Mack looked from one face to another, utterly stunned. Bad enough that they'd tried to finger HIM, but Wendy? Who'd jumped out of her aircraft onto a slippery, sloping deck, to drag one punter out of the safety net, then help him and another survivor- last man on the doomed rig- into the machine. The words, 'You motherfuckers are all on drugs', were just forming in his mouth, when Baker took over.

"When the client finds out." he said mournfully. "That one of our pilots broke every rule in the book-"

"And saved twenty-odd of their men." Mack glared.

"They're not gonna see it that way, Travis, you know that. I mean, who do you think runs offshore aviation? Hmm? The company? No. The client? No. Well let me give you a hint. It's the insurance companies, and right now they'll be turning over every rock and pebble, looking for some way to weasel out of their liability."

"While we pay millions for the repairs." McBride cut in. "Out of our own pockets."

"And who's to say those men wouldn't have been saved?" Garcia took over. "By other means? That rig was heeling over. Sooner or later they could have stepped off into the water."

"To be dragged under by the vortex." Mack said. "The fucking thing sank.

"TRAVIS!" Megan shouted. "LANGUAGE!"

"Whatever." Garcia sniffed, waving Mack's assertion away. "The bottom line is what you did was reckless and stupid. Attention-seeking bullcrap. And when the owner of the company finds out... how you placed the aircraft, your crew and those men on the rig in danger... before landing on an unauthorised rig-"

"Leaving a brand-new Stryker stretcher behind," Baker jabbed a finger, piling on, "that we're STILL trying to find."

"Ten thousand dollars' worth!" Garcia growled, "Those goddam Koreans probably threw it over the side. I can tell you. When the owner finds out... well... knowing him as I do... Mister Carter is gonna go apeshit."

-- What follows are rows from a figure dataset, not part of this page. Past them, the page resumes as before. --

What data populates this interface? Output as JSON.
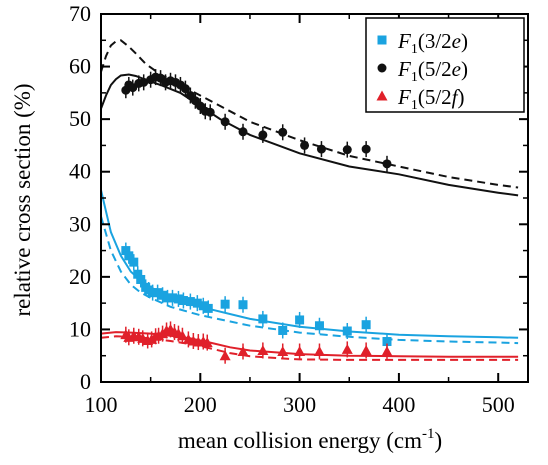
{
  "chart_data": {
    "type": "scatter",
    "xlabel": "mean collision energy (cm",
    "xlabel_sup": "-1",
    "xlabel_close": ")",
    "ylabel": "relative cross section (%)",
    "xlim": [
      100,
      530
    ],
    "ylim": [
      0,
      70
    ],
    "xticks": [
      100,
      200,
      300,
      400,
      500
    ],
    "yticks": [
      0,
      10,
      20,
      30,
      40,
      50,
      60,
      70
    ],
    "legend_position": "top-right",
    "series": [
      {
        "name": "F1(3/2e)",
        "legend": {
          "base": "F",
          "sub": "1",
          "open": "(3/2",
          "italic": "e",
          "close": ")"
        },
        "color": "#1aa3e0",
        "marker": "square",
        "points": [
          [
            125,
            25
          ],
          [
            128,
            24
          ],
          [
            133,
            22.8
          ],
          [
            137,
            20.5
          ],
          [
            140,
            19.5
          ],
          [
            145,
            18
          ],
          [
            148,
            17.5
          ],
          [
            152,
            17
          ],
          [
            157,
            17
          ],
          [
            162,
            16.5
          ],
          [
            167,
            16
          ],
          [
            172,
            16
          ],
          [
            178,
            15.8
          ],
          [
            183,
            15.5
          ],
          [
            190,
            15.3
          ],
          [
            197,
            15
          ],
          [
            203,
            14.5
          ],
          [
            208,
            14
          ],
          [
            225,
            14.8
          ],
          [
            243,
            14.7
          ],
          [
            263,
            12
          ],
          [
            283,
            9.8
          ],
          [
            300,
            11.8
          ],
          [
            320,
            10.7
          ],
          [
            348,
            9.7
          ],
          [
            367,
            10.9
          ],
          [
            388,
            7.7
          ]
        ],
        "fit_solid": [
          [
            100,
            36.5
          ],
          [
            110,
            28.5
          ],
          [
            120,
            24
          ],
          [
            130,
            21
          ],
          [
            140,
            19.3
          ],
          [
            150,
            18
          ],
          [
            170,
            16.2
          ],
          [
            200,
            14.3
          ],
          [
            250,
            12
          ],
          [
            300,
            10.5
          ],
          [
            350,
            9.6
          ],
          [
            400,
            9
          ],
          [
            450,
            8.7
          ],
          [
            500,
            8.5
          ],
          [
            520,
            8.4
          ]
        ],
        "fit_dashed": [
          [
            100,
            31.5
          ],
          [
            110,
            25
          ],
          [
            120,
            21
          ],
          [
            130,
            18.5
          ],
          [
            140,
            17
          ],
          [
            150,
            16
          ],
          [
            170,
            14.3
          ],
          [
            200,
            12.7
          ],
          [
            250,
            10.7
          ],
          [
            300,
            9.4
          ],
          [
            350,
            8.6
          ],
          [
            400,
            8
          ],
          [
            450,
            7.7
          ],
          [
            500,
            7.5
          ],
          [
            520,
            7.4
          ]
        ]
      },
      {
        "name": "F1(5/2e)",
        "legend": {
          "base": "F",
          "sub": "1",
          "open": "(5/2",
          "italic": "e",
          "close": ")"
        },
        "color": "#111111",
        "marker": "circle",
        "points": [
          [
            125,
            55.5
          ],
          [
            128,
            56.5
          ],
          [
            132,
            56
          ],
          [
            138,
            56.8
          ],
          [
            143,
            57
          ],
          [
            150,
            57.5
          ],
          [
            155,
            58
          ],
          [
            160,
            57.8
          ],
          [
            165,
            57
          ],
          [
            170,
            57.3
          ],
          [
            175,
            57
          ],
          [
            180,
            56.5
          ],
          [
            185,
            55.8
          ],
          [
            190,
            54.5
          ],
          [
            195,
            53.5
          ],
          [
            200,
            52.5
          ],
          [
            205,
            51.5
          ],
          [
            210,
            51.3
          ],
          [
            225,
            49.5
          ],
          [
            243,
            47.6
          ],
          [
            263,
            47
          ],
          [
            283,
            47.5
          ],
          [
            305,
            45
          ],
          [
            322,
            44.3
          ],
          [
            348,
            44.2
          ],
          [
            367,
            44.3
          ],
          [
            388,
            41.5
          ]
        ],
        "fit_solid": [
          [
            100,
            52
          ],
          [
            105,
            54.5
          ],
          [
            110,
            56.5
          ],
          [
            115,
            57.6
          ],
          [
            120,
            58.3
          ],
          [
            128,
            58.5
          ],
          [
            135,
            58.2
          ],
          [
            145,
            57.5
          ],
          [
            160,
            56.5
          ],
          [
            180,
            55
          ],
          [
            200,
            52.5
          ],
          [
            220,
            50
          ],
          [
            250,
            47
          ],
          [
            300,
            43.5
          ],
          [
            350,
            41
          ],
          [
            400,
            39.5
          ],
          [
            450,
            37.5
          ],
          [
            500,
            36
          ],
          [
            520,
            35.5
          ]
        ],
        "fit_dashed": [
          [
            100,
            59
          ],
          [
            105,
            62
          ],
          [
            110,
            64
          ],
          [
            115,
            64.8
          ],
          [
            120,
            65
          ],
          [
            128,
            63.8
          ],
          [
            135,
            62.5
          ],
          [
            145,
            60.5
          ],
          [
            160,
            58.5
          ],
          [
            180,
            56.5
          ],
          [
            200,
            54.5
          ],
          [
            220,
            52.5
          ],
          [
            250,
            49.5
          ],
          [
            300,
            46
          ],
          [
            350,
            43
          ],
          [
            400,
            41
          ],
          [
            450,
            39
          ],
          [
            500,
            37.5
          ],
          [
            520,
            37
          ]
        ]
      },
      {
        "name": "F1(5/2f)",
        "legend": {
          "base": "F",
          "sub": "1",
          "open": "(5/2",
          "italic": "f",
          "close": ")"
        },
        "color": "#e0202a",
        "marker": "triangle",
        "points": [
          [
            125,
            9
          ],
          [
            128,
            8.5
          ],
          [
            133,
            8.8
          ],
          [
            138,
            8.6
          ],
          [
            142,
            8.3
          ],
          [
            147,
            7.9
          ],
          [
            151,
            8.1
          ],
          [
            155,
            8.7
          ],
          [
            158,
            8.8
          ],
          [
            162,
            9.2
          ],
          [
            166,
            9.8
          ],
          [
            170,
            10
          ],
          [
            174,
            9.5
          ],
          [
            178,
            9.2
          ],
          [
            182,
            8.8
          ],
          [
            188,
            8.1
          ],
          [
            193,
            7.8
          ],
          [
            198,
            7.6
          ],
          [
            203,
            7.7
          ],
          [
            207,
            7.5
          ],
          [
            225,
            5
          ],
          [
            243,
            5.8
          ],
          [
            263,
            6
          ],
          [
            283,
            5.8
          ],
          [
            300,
            5.8
          ],
          [
            320,
            5.8
          ],
          [
            348,
            6.2
          ],
          [
            367,
            6
          ],
          [
            388,
            5.8
          ]
        ],
        "fit_solid": [
          [
            100,
            9.2
          ],
          [
            115,
            9.5
          ],
          [
            130,
            9.4
          ],
          [
            150,
            9.2
          ],
          [
            170,
            8.8
          ],
          [
            190,
            8.3
          ],
          [
            210,
            7.5
          ],
          [
            230,
            6.6
          ],
          [
            250,
            6
          ],
          [
            280,
            5.6
          ],
          [
            300,
            5.3
          ],
          [
            350,
            5
          ],
          [
            400,
            4.9
          ],
          [
            450,
            4.8
          ],
          [
            500,
            4.8
          ],
          [
            520,
            4.8
          ]
        ],
        "fit_dashed": [
          [
            100,
            8.4
          ],
          [
            115,
            8.7
          ],
          [
            130,
            8.6
          ],
          [
            150,
            8.3
          ],
          [
            170,
            7.8
          ],
          [
            190,
            7.2
          ],
          [
            210,
            6.4
          ],
          [
            230,
            5.5
          ],
          [
            250,
            4.9
          ],
          [
            280,
            4.5
          ],
          [
            300,
            4.3
          ],
          [
            350,
            4.2
          ],
          [
            400,
            4.2
          ],
          [
            450,
            4.2
          ],
          [
            500,
            4.2
          ],
          [
            520,
            4.2
          ]
        ]
      }
    ]
  }
}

"This whole sorry escapade has been an unmitigated disaster." Megan announced. "Not only are we down an aircraft, but Captain Shipley has to take a month's leave. In fact we're down TWO captains now, since we have no choice but to ground you while the matter is dealt with. And in the meantime, you are not, under ANY circumstances, to speak to the media, and you are absolutely forbidden from contacting Miss Stamp."

Baker checked his watch, then looked from one to the other of his colleagues. "We better wrap this up. We're due upstairs in a couple of minutes." He gestured at the door. "Thanks for your time, Captain Mack, we'll let you know the outcome in due course. But for the time being at least you are relieved of your duties. Without pay, I'm afraid. Voluntary non-compliance. It's company policy."